Recently, I traveled to Israel to participate in a small group program to meet with different people involved in the complexities of the region. This contained meeting with Israeli, Palestinian officials, academics, journalists, researchers and so on. Unlike Birthright or other planned trips to Israel, this one really made an attempt to educate the region’s complexities. Re-reading the schedule, the trip seemed ideal for the researcher found within me. However, something happened beyond my expectation. I had an ‘event’ moment.
During one of the early days of the trip, the group performed the traditional tourist activity of visiting to the Old City of Jerusalem. One of these stops was the Western Wall, a holy location for Jews as it is the closest geographical point to the First and Second Temple. The Wall, along with others, holds up the massive and beautiful Temple Mount. This extremely important religious and spiritual site for Muslims as it contains the Al-Aqsa mosque and the Dome of the Rock. I began reading the prayers of the holy Shema while a friend stood by my side. While reading the prayers, I felt something that I had been looking for over the last few years.
It began while reciting Deuteronomy 6:4–9, I felt a long lost presence. Three times, I looked back to see what it was. The gorgeous bricks of the Wall stood in-front of me. After the final time, I just decided to focus and stare at the Wall. However, I began to feel the hands of my grandparents on my right shoulder. Through their touch I felt so much pain, stress, questions and anger escape my body. I finished the prayer and sensed that something had shifted within me. My friend finished his prayers and we began walking out of the complex. Right as we were leaving, I saw a very important Jewish ritual being offered a meter or two away. It was the putting on of the tefillin.

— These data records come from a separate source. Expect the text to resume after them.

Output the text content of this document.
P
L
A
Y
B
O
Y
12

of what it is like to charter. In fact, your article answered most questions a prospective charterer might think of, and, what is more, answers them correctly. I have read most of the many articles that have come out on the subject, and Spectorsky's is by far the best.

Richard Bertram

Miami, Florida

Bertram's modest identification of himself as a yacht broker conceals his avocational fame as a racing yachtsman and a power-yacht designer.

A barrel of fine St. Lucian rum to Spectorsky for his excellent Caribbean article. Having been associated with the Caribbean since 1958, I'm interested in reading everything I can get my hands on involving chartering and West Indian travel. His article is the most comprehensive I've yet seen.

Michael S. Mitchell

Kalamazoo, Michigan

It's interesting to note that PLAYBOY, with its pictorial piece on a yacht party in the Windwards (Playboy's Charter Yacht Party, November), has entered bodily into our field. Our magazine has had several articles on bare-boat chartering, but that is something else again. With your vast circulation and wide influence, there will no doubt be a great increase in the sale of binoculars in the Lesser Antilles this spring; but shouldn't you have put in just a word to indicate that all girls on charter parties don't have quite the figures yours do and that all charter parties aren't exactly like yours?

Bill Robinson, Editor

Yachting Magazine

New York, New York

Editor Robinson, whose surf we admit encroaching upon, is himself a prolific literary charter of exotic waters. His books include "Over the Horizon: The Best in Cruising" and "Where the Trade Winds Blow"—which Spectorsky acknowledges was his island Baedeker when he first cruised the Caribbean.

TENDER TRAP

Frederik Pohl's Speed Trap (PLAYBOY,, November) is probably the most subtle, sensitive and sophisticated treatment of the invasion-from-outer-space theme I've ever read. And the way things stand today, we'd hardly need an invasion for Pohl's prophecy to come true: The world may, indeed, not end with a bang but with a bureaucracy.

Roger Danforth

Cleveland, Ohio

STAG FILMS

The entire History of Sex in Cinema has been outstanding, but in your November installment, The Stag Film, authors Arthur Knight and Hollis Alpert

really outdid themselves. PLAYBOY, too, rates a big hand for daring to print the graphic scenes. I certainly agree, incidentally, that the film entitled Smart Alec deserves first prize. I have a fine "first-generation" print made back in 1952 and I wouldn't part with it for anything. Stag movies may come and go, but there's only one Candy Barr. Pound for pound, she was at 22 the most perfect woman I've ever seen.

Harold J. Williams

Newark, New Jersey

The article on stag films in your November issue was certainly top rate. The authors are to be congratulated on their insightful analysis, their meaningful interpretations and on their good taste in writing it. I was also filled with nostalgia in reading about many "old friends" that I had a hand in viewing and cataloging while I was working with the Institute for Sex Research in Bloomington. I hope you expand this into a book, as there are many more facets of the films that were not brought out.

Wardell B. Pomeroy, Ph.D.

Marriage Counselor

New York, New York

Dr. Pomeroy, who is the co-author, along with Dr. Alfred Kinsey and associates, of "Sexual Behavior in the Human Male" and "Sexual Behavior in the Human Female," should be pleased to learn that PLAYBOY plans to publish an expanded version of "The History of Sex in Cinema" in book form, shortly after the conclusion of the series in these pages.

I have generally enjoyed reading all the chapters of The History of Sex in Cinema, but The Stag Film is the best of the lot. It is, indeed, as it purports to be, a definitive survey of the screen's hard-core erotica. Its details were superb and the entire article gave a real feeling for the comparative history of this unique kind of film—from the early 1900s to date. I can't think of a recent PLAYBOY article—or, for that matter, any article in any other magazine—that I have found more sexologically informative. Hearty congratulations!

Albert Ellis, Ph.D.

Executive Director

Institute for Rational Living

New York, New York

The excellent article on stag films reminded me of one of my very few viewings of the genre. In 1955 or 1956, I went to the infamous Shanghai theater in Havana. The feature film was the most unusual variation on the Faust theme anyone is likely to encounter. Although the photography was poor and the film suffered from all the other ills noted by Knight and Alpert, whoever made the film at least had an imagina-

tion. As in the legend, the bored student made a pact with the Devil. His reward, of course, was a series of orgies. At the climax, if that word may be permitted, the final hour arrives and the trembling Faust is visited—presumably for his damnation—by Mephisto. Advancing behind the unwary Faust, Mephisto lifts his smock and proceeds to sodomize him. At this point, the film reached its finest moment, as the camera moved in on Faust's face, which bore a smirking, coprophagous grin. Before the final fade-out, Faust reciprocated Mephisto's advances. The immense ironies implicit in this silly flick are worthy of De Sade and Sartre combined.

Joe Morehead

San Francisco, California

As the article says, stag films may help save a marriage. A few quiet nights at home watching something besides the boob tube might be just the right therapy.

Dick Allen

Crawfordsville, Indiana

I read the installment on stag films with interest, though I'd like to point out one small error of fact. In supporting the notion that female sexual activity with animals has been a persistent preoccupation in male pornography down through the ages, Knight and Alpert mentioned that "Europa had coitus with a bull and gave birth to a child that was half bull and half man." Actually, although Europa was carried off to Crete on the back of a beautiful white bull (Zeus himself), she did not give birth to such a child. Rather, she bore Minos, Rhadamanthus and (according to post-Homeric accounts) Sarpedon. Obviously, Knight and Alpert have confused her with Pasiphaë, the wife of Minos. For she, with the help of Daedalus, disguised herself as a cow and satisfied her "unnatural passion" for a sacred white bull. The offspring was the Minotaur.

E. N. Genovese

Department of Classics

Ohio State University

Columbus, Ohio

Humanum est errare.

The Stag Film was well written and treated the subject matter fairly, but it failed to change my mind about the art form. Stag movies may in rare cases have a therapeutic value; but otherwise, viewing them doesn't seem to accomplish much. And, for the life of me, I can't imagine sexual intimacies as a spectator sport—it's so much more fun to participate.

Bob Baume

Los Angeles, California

Something within me called to put on the religious garment. It is important to mention that the last time I put tefillin on was before my grandparents’ deaths. I told my friend for us to quickly do it before we left. While it was being wrapped on me, I felt the leather straps and the holiness seemingly pouring onto me and began to smile. I could not help but laugh as every part of me knew that I was having one of the ‘events’. My smile continued and grew as everyone around discovered that the friend had never put on tefillin before. As he was putting it on and reciting the prayers, I re-read the Shema. When both of us finished, we sang in joy of the friend’s accomplishment.
The ‘event’ was not finished. It continued the following night. A handful of us walked through Jerusalem to the Old City. We stopped at a small square with a spectacular aerial view of the Temple Mount before heading to the Wall. I looked out onto the beauty of the Wall and the Temple Mount. The Dome of the Rock was lit perfectly to paint the night sky with its gold. Its color was strengthened by the green lights from the adjacent tower. The Al-Aqsa mosque contained a beautiful dominance on the other side of the complex. Most important for me was the Wall being lit in beautiful white. Perhaps a few dozen religious Jews were praying in the late hours of the night.
The ‘event’ from the previous day took me by the hand and seemingly ended my years of wandering. I felt no longer as a wanderer. A massive feeling of peace and excitement took over my body. All of us then walked down to the Wall and I cited mourners Kaddish for my grandparents. Unlike over the last few years, the prayers were done with joyous love instead of sadness and depression. After I finished citing the prayers, we walked back to the Jaffa Gate to hire a taxi to take us back to our hotel. The drive was extremely unusual as the driver played pop music loud enough for the whole nation to hear.
Throughout the drive, I thought of my ‘event’. My body, soul and mind saturated with such peace, happiness and the feeling of relief. The years of wandering around the world in order to find peace had finished. Peace was within me and everything had changed. I had my moment that fundamentally redefined me, which I had always wanted. A week later, I discussed how I had changed to my aunt, who I was staying with after the group trip, during coffee in Tel Aviv. I will never forget her smile as she knew that a new Jonathan was in front of her.